Thursday, September 22, 2016

Herland, Charlotte Perkins Gilman

Herland is a utopian novel written by a feminist, Charlotte Perkins Gilman (1860-1935). Gilman was a feminist writer. I think she was a pioneer in the realm of feminism, and needs to be remembered with a great deal of respect for that reason. This is supposed to be #2 of a trilogy. Unfortunately, does not have the first or third of the series. Fortunately, they might not be necessary, as the story is fairly well contained. I did not feel like I missed anything in the beginning, but I found myself wanting more at the end. I felt like there was an untold story, and apparently there is, and I cannot have it it would appear. Herland can be found here at

I have already read Gilman's famous short story, "The Yellow Wallpaper," which was decent, and somewhat comparable to the weird fiction that one might expect from Franz Kafka (a favorite short story writer of mine, so that is a compliment). This story is not really at that level, in my opinion, but is important as a voice for the rights and value of women. I didn't fly through this story. It had its moments, but it was largely a dull piece, like other true Utopian works (as opposed to Utopias formulated into Dystopias). It has a few serious flaws, which I will get to later. For now, these are my impressions as I read through the story.

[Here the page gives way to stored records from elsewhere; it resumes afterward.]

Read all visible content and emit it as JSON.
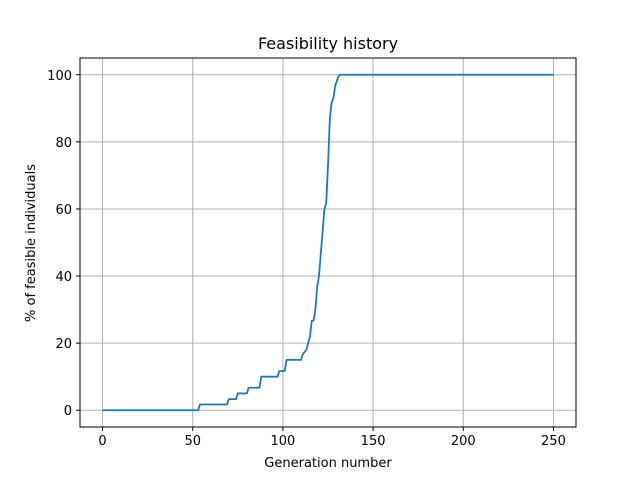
{
  "chart_data": {
    "type": "line",
    "title": "Feasibility history",
    "xlabel": "Generation number",
    "ylabel": "% of feasible individuals",
    "xlim": [
      -12.5,
      262.5
    ],
    "ylim": [
      -5,
      105
    ],
    "xticks": [
      0,
      50,
      100,
      150,
      200,
      250
    ],
    "yticks": [
      0,
      20,
      40,
      60,
      80,
      100
    ],
    "grid": true,
    "series": [
      {
        "color": "#1f77b4",
        "x": [
          0,
          53,
          54,
          69,
          70,
          74,
          75,
          80,
          81,
          87,
          88,
          97,
          98,
          101,
          102,
          110,
          111,
          113,
          114,
          115,
          116,
          117,
          118,
          119,
          120,
          121,
          122,
          123,
          124,
          125,
          126,
          127,
          128,
          129,
          130,
          131,
          132,
          133,
          134,
          250
        ],
        "y": [
          0,
          0,
          1.7,
          1.7,
          3.3,
          3.3,
          5,
          5,
          6.7,
          6.7,
          10,
          10,
          11.7,
          11.7,
          15,
          15,
          16.7,
          18,
          20,
          22,
          26.7,
          26.7,
          30,
          36.7,
          40,
          46.7,
          53,
          60,
          61.7,
          73,
          86.7,
          91.7,
          93,
          96.7,
          98.3,
          99.7,
          100,
          100,
          100,
          100
        ]
      }
    ]
  }
}
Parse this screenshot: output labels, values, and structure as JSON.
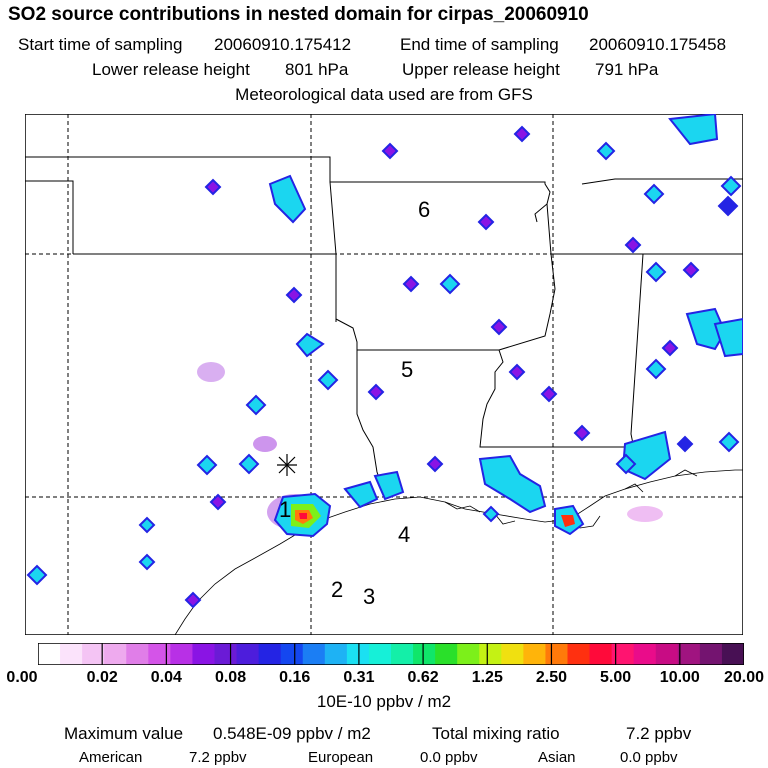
{
  "header": {
    "title": "SO2 source contributions in nested domain for cirpas_20060910",
    "start_label": "Start time of sampling",
    "start_value": "20060910.175412",
    "end_label": "End time of sampling",
    "end_value": "20060910.175458",
    "lower_label": "Lower release height",
    "lower_value": "801 hPa",
    "upper_label": "Upper release height",
    "upper_value": "791 hPa",
    "met_note": "Meteorological data used are from GFS"
  },
  "map": {
    "region_labels": [
      "6",
      "5",
      "4",
      "1",
      "2",
      "3"
    ],
    "marker": "sampling-location-asterisk"
  },
  "colorbar": {
    "colors": [
      "#ffffff",
      "#fbe3fb",
      "#f4c4f4",
      "#eeaaee",
      "#e07ee8",
      "#d454e8",
      "#b830e6",
      "#8a14e4",
      "#6b1bd6",
      "#4d1ddc",
      "#2424e4",
      "#1447f0",
      "#1b7ef4",
      "#1eb2f4",
      "#1be0f2",
      "#16f0d8",
      "#14efa8",
      "#10e66a",
      "#2ae02a",
      "#7cf01a",
      "#c4f214",
      "#f0e010",
      "#ffb40a",
      "#ff7a0a",
      "#ff3010",
      "#ff0a3a",
      "#ff1470",
      "#ea0c8a",
      "#c80c84",
      "#a01480",
      "#741470",
      "#481054"
    ],
    "tick_labels": [
      "0.00",
      "0.02",
      "0.04",
      "0.08",
      "0.16",
      "0.31",
      "0.62",
      "1.25",
      "2.50",
      "5.00",
      "10.00",
      "20.00"
    ],
    "unit": "10E-10 ppbv / m2"
  },
  "footer": {
    "max_label": "Maximum value",
    "max_value": "0.548E-09 ppbv / m2",
    "total_label": "Total mixing ratio",
    "total_value": "7.2 ppbv",
    "american_label": "American",
    "american_value": "7.2 ppbv",
    "european_label": "European",
    "european_value": "0.0 ppbv",
    "asian_label": "Asian",
    "asian_value": "0.0 ppbv"
  },
  "chart_data": {
    "type": "heatmap",
    "title": "SO2 source contributions in nested domain for cirpas_20060910",
    "unit": "10E-10 ppbv / m2",
    "levels": [
      0.0,
      0.02,
      0.04,
      0.08,
      0.16,
      0.31,
      0.62,
      1.25,
      2.5,
      5.0,
      10.0,
      20.0
    ],
    "maximum": "0.548E-09 ppbv / m2",
    "total_mixing_ratio": "7.2 ppbv"
  }
}
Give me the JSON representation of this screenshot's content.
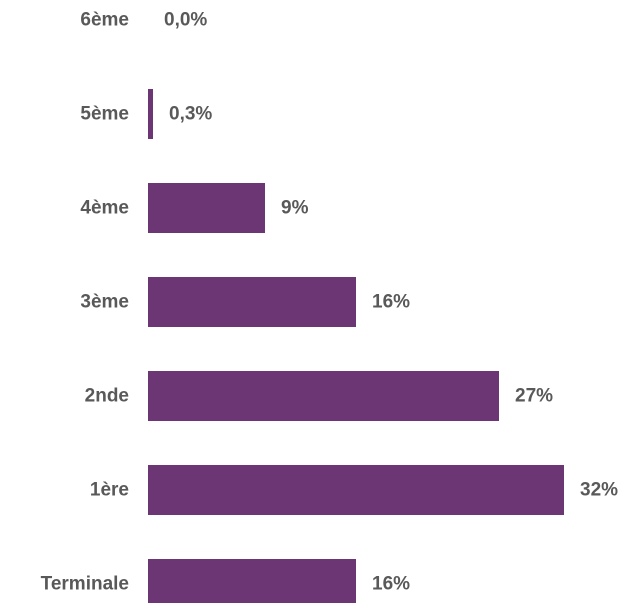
{
  "chart_data": {
    "type": "bar",
    "orientation": "horizontal",
    "categories": [
      "6ème",
      "5ème",
      "4ème",
      "3ème",
      "2nde",
      "1ère",
      "Terminale"
    ],
    "values": [
      0.0,
      0.3,
      9,
      16,
      27,
      32,
      16
    ],
    "value_labels": [
      "0,0%",
      "0,3%",
      "9%",
      "16%",
      "27%",
      "32%",
      "16%"
    ],
    "unit": "%",
    "xlim": [
      0,
      32
    ],
    "grid": false,
    "legend": "none",
    "bar_color": "#6c3573",
    "label_color": "#595959"
  }
}
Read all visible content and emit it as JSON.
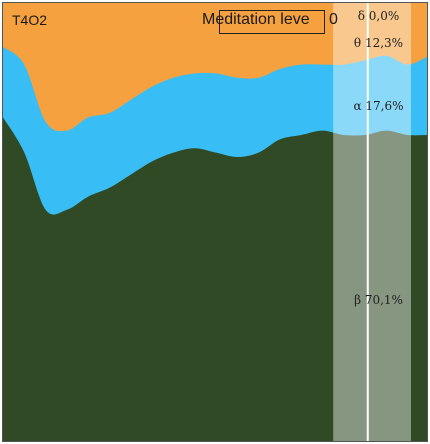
{
  "header": {
    "channel": "T4O2",
    "metric_label": "Meditation leve",
    "metric_value": "0"
  },
  "bands": [
    {
      "symbol": "δ",
      "label": "δ 0,0%"
    },
    {
      "symbol": "θ",
      "label": "θ 12,3%"
    },
    {
      "symbol": "α",
      "label": "α 17,6%"
    },
    {
      "symbol": "β",
      "label": "β 70,1%"
    }
  ],
  "colors": {
    "beta": "#2f4a25",
    "alpha": "#38bdf4",
    "theta": "#f5a13f",
    "delta": "#f5a13f",
    "highlight": "#ffffff",
    "border": "#555555"
  },
  "chart_data": {
    "type": "area",
    "stacked": true,
    "normalized": true,
    "x": [
      0,
      1,
      2,
      3,
      4,
      5,
      6,
      7,
      8,
      9,
      10,
      11,
      12,
      13,
      14,
      15,
      16,
      17,
      18,
      19,
      20
    ],
    "series": [
      {
        "name": "β",
        "values": [
          0.74,
          0.66,
          0.53,
          0.53,
          0.56,
          0.58,
          0.61,
          0.64,
          0.66,
          0.67,
          0.66,
          0.65,
          0.66,
          0.69,
          0.7,
          0.71,
          0.7,
          0.7,
          0.71,
          0.7,
          0.7
        ]
      },
      {
        "name": "α",
        "values": [
          0.16,
          0.2,
          0.2,
          0.18,
          0.18,
          0.17,
          0.17,
          0.17,
          0.17,
          0.17,
          0.18,
          0.18,
          0.17,
          0.16,
          0.16,
          0.15,
          0.16,
          0.17,
          0.17,
          0.16,
          0.18
        ]
      },
      {
        "name": "θ",
        "values": [
          0.1,
          0.14,
          0.27,
          0.29,
          0.26,
          0.25,
          0.22,
          0.19,
          0.17,
          0.16,
          0.16,
          0.17,
          0.17,
          0.15,
          0.14,
          0.14,
          0.14,
          0.13,
          0.12,
          0.14,
          0.12
        ]
      },
      {
        "name": "δ",
        "values": [
          0,
          0,
          0,
          0,
          0,
          0,
          0,
          0,
          0,
          0,
          0,
          0,
          0,
          0,
          0,
          0,
          0,
          0,
          0,
          0,
          0
        ]
      }
    ],
    "highlight_range": [
      15.5,
      20
    ],
    "highlight_marker": 17.5,
    "title": "",
    "xlabel": "",
    "ylabel": "",
    "ylim": [
      0,
      1
    ],
    "grid": false,
    "legend": "none"
  }
}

The story's setting is contemporary to Gilman's era of the early 20th century. Technology is in its infancy. Somewhere in the world there is an island of isolated women. There is little connection between the Amazonian women of Greek legend and the women of Herland. They are warriors, and tough, despite the fact that they do not have any kind of competition.

Three men set out in search of the mythical society which has swallowed a few men who have sought it out. Later, however, it becomes clear that their expedition is the first to actually reach these women, and that whatever men there were before simply did not make it to the culture.

They are isolated by geography. They are surrounded by insurmountable mountains, on a plateau high above a jungle where a primitive culture thrives. They have lived excluded from the rest of the world for about 2,000 years. While Amazonian women would kidnap their men to have babies, and treated them like slaves, there are no men in this society at all. They are able to reproduce asexually, and when they give birth they have baby girls, and no baby boys.

When the three men get to the plateau via an airplane, they cannot believe that the area is populated exclusively by women. Women cannot build heavy or complicated things, goes the sentiment. However, when they walk into the village, thinking that they will have no problem dominating the women whom they preconceived would be as submissive as the women of their own societies, are easily overpowered by powerful women and imprisoned.

One might expect terrible treatment in the prison that they are put in. However, they are treated more like naughty children, and guests. They are well fed and treated very well at every turn. The narrator writes, "...we were free of the garden, but not wholly alone in it. There was always a string of those uncomfortably strong women sitting about..."

There are three male characters, each a representative of a degree of common males: there's the one who loves and worships women, the centrist, and the ego-macho-male. It is Terry who cannot seem to understand that women can or should be powerful. The prison in which they are held, he says, "This thing is a regular fortress--and no women built it, I can tell you that."

One of the chief objections I have to the story is the racism which appears in a few sections of the novel. This race of women is referred to as Aryan, and that is an explanation as to why there is little or no criminality within this female race. This is the reason why it is a strong and intelligent race.

The contrasts between the two societies are not as important as the points that Gilman makes about how women are viewed and treated then, and much of the criticism remains valid a century later. Women who work are viewed in a negative light. Those who do work, earn a fraction of what men do. About a third of women are working poor according to the narrator. Jeff, the most sympathetic and supportive of women mentions that poorer women tend to have more children, and that they live harder lives. This also remains true today.

Sexuality here is also brought up. In the old days (and in some cultures today), husbands have the right to 'master' their wives. That is a roundabout way of saying that they may rape their wives. The three men end up marrying their three women, but none of them are able to engage in sex. Terry attempts to rape his wife, and consequently, gets banned from the country.

But this brings up the other major point that I take issue with of this novel: the asexuality of this race. These women do not have sex. It is not just about not having sex with men, they also do not seem to masturbate or have sex with the other women. There is no sex at all. Perhaps the hymen itself is broken when they give birth, I wonder. This virginity of all sexuality is a serious point that is missed or avoided by Gilman and is a deep flaw in the book. Did she believe that she would tarnish the reputation of her fictitious race? Perhaps this is the case, and it would have tarnished in those closed minds of her own day (and our day). Certainly, in women's prisons, women engage in sexual activity with each other. There is a clitoris which gives women pleasure.

There are some other minor issues with the culture or race: there is no real opposition. There is nothing to fight for or to survive which is not overcome. There is no power struggle. Everything is appointed and accepted. But, these things are not as important as the statements about how women deserve better in the cultures in which they exist with men. That is the main message of this story, and makes the book worth reading. Come on Gutenberg, et al! Please publish the next story, With Her in Ourland.